La justice a estimé que la fausse ordonnance produite était justifiée pour empêcher un dommage plus grave, en l'occurrence la souffrance de son ami. C’est ce que la justice appelle "l'état de nécessité", une notion très rarement utilisée en droit et une première dans ce type d'affaire selon Me Antoine Barret, l'avocat du vétérinaire. "On ne peut pas constamment passer à côté de la volonté des gens, y compris dans les cas les plus extrêmes", se félicite-t-il.

Antoine Barret espère que la relaxe de son client inspirera les tribunaux et permettra une évolution de la législation sur la fin de vie. "Si j’étais député et que je voyais des juges prendre des décisions comme ça, je me dépecherais vite de m’emparer de la question", lance-t-il encore.

"Le législateur doit proposer un cadre respectueux des volontés"

"La loi de 2016 laisse la possibilité soit de s’exiler en Belgique ou en Suisse, soit d’avoir des petits arrangements entre amis.

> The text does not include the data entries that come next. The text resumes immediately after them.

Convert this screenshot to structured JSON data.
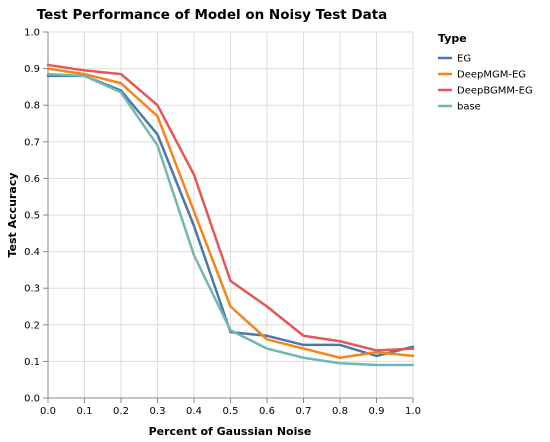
{
  "chart_data": {
    "type": "line",
    "title": "Test Performance of Model on Noisy Test Data",
    "xlabel": "Percent of Gaussian Noise",
    "ylabel": "Test Accuracy",
    "xlim": [
      0,
      1
    ],
    "ylim": [
      0,
      1
    ],
    "x_ticks": [
      "0.0",
      "0.1",
      "0.2",
      "0.3",
      "0.4",
      "0.5",
      "0.6",
      "0.7",
      "0.8",
      "0.9",
      "1.0"
    ],
    "y_ticks": [
      "0.0",
      "0.1",
      "0.2",
      "0.3",
      "0.4",
      "0.5",
      "0.6",
      "0.7",
      "0.8",
      "0.9",
      "1.0"
    ],
    "grid": true,
    "legend_title": "Type",
    "legend_position": "right",
    "x": [
      0.0,
      0.1,
      0.2,
      0.3,
      0.4,
      0.5,
      0.6,
      0.7,
      0.8,
      0.9,
      1.0
    ],
    "series": [
      {
        "name": "EG",
        "color": "#4c78a8",
        "values": [
          0.88,
          0.88,
          0.84,
          0.72,
          0.47,
          0.18,
          0.17,
          0.145,
          0.145,
          0.115,
          0.14
        ]
      },
      {
        "name": "DeepMGM-EG",
        "color": "#f58518",
        "values": [
          0.9,
          0.885,
          0.86,
          0.77,
          0.51,
          0.25,
          0.16,
          0.135,
          0.11,
          0.125,
          0.115
        ]
      },
      {
        "name": "DeepBGMM-EG",
        "color": "#e45756",
        "values": [
          0.91,
          0.895,
          0.885,
          0.8,
          0.61,
          0.32,
          0.25,
          0.17,
          0.155,
          0.13,
          0.135
        ]
      },
      {
        "name": "base",
        "color": "#72b7b2",
        "values": [
          0.885,
          0.88,
          0.835,
          0.69,
          0.39,
          0.185,
          0.135,
          0.11,
          0.095,
          0.09,
          0.09
        ]
      }
    ]
  }
}
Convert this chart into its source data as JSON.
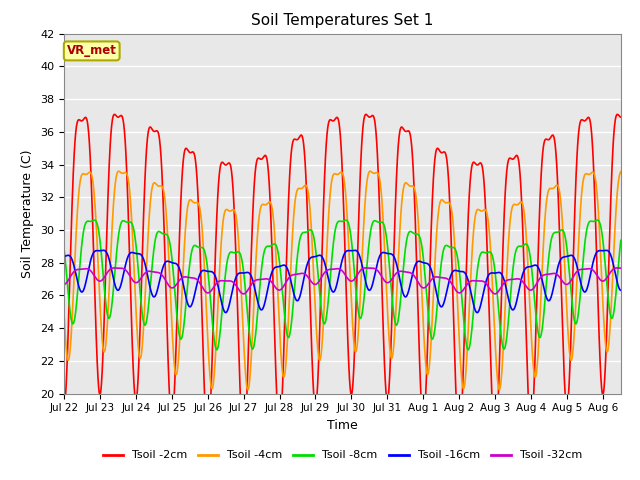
{
  "title": "Soil Temperatures Set 1",
  "xlabel": "Time",
  "ylabel": "Soil Temperature (C)",
  "ylim": [
    20,
    42
  ],
  "yticks": [
    20,
    22,
    24,
    26,
    28,
    30,
    32,
    34,
    36,
    38,
    40,
    42
  ],
  "x_labels": [
    "Jul 22",
    "Jul 23",
    "Jul 24",
    "Jul 25",
    "Jul 26",
    "Jul 27",
    "Jul 28",
    "Jul 29",
    "Jul 30",
    "Jul 31",
    "Aug 1",
    "Aug 2",
    "Aug 3",
    "Aug 4",
    "Aug 5",
    "Aug 6"
  ],
  "colors": {
    "Tsoil -2cm": "#ff0000",
    "Tsoil -4cm": "#ff9900",
    "Tsoil -8cm": "#00dd00",
    "Tsoil -16cm": "#0000ff",
    "Tsoil -32cm": "#cc00cc"
  },
  "annotation_text": "VR_met",
  "bg_color": "#e8e8e8",
  "fig_color": "#ffffff",
  "linewidth": 1.2,
  "n_days": 15.5,
  "pts_per_day": 144,
  "params": {
    "t2cm": {
      "mean": 29.5,
      "amp": 8.5,
      "phase": 0.0,
      "lag": 0.0,
      "slow_amp": 1.5,
      "slow_phase": 0.5
    },
    "t4cm": {
      "mean": 28.5,
      "amp": 5.5,
      "phase": 0.0,
      "lag": 0.12,
      "slow_amp": 1.2,
      "slow_phase": 0.5
    },
    "t8cm": {
      "mean": 27.5,
      "amp": 3.0,
      "phase": 0.0,
      "lag": 0.25,
      "slow_amp": 1.0,
      "slow_phase": 0.5
    },
    "t16cm": {
      "mean": 27.2,
      "amp": 1.2,
      "phase": 0.0,
      "lag": 0.5,
      "slow_amp": 0.7,
      "slow_phase": 0.5
    },
    "t32cm": {
      "mean": 27.0,
      "amp": 0.4,
      "phase": 0.0,
      "lag": 1.0,
      "slow_amp": 0.4,
      "slow_phase": 0.5
    }
  }
}
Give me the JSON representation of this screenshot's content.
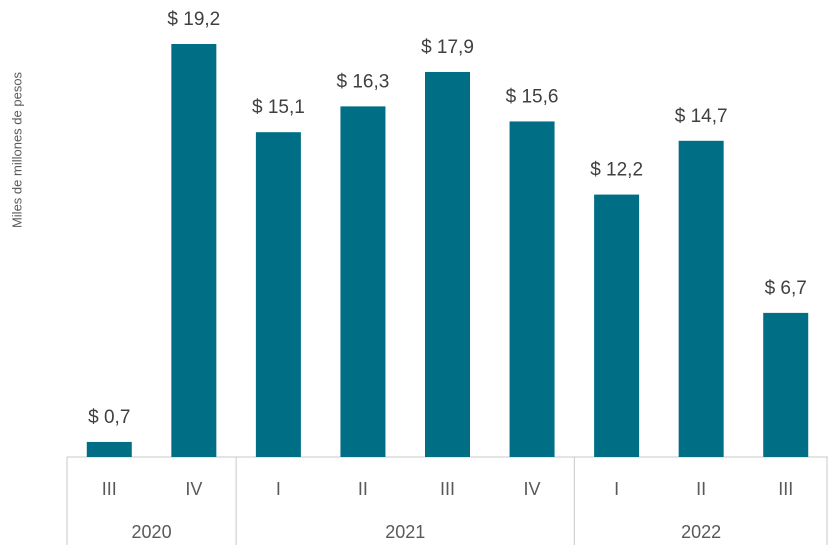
{
  "chart_data": {
    "type": "bar",
    "y_axis_label": "Miles de millones de pesos",
    "categories": [
      "III",
      "IV",
      "I",
      "II",
      "III",
      "IV",
      "I",
      "II",
      "III"
    ],
    "groups": [
      {
        "label": "2020",
        "count": 2
      },
      {
        "label": "2021",
        "count": 4
      },
      {
        "label": "2022",
        "count": 3
      }
    ],
    "values": [
      0.7,
      19.2,
      15.1,
      16.3,
      17.9,
      15.6,
      12.2,
      14.7,
      6.7
    ],
    "value_labels": [
      "$ 0,7",
      "$ 19,2",
      "$ 15,1",
      "$ 16,3",
      "$ 17,9",
      "$ 15,6",
      "$ 12,2",
      "$ 14,7",
      "$ 6,7"
    ],
    "color": "#006f86"
  }
}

Ce n’est pas acceptable. Le législateur doit proposer un cadre qui soit humain, respectueux des consciences et des volontés", appuie Philippe Lohéac, délégué général de l'Association du droit de mourir dans la dignité.

Il lance un appel au président de la République et espère que le nouveau mandat d'Emmanuel Macron sera marqué par une évolution de la loi concernant l'euthanasie et le suicide assisté en France.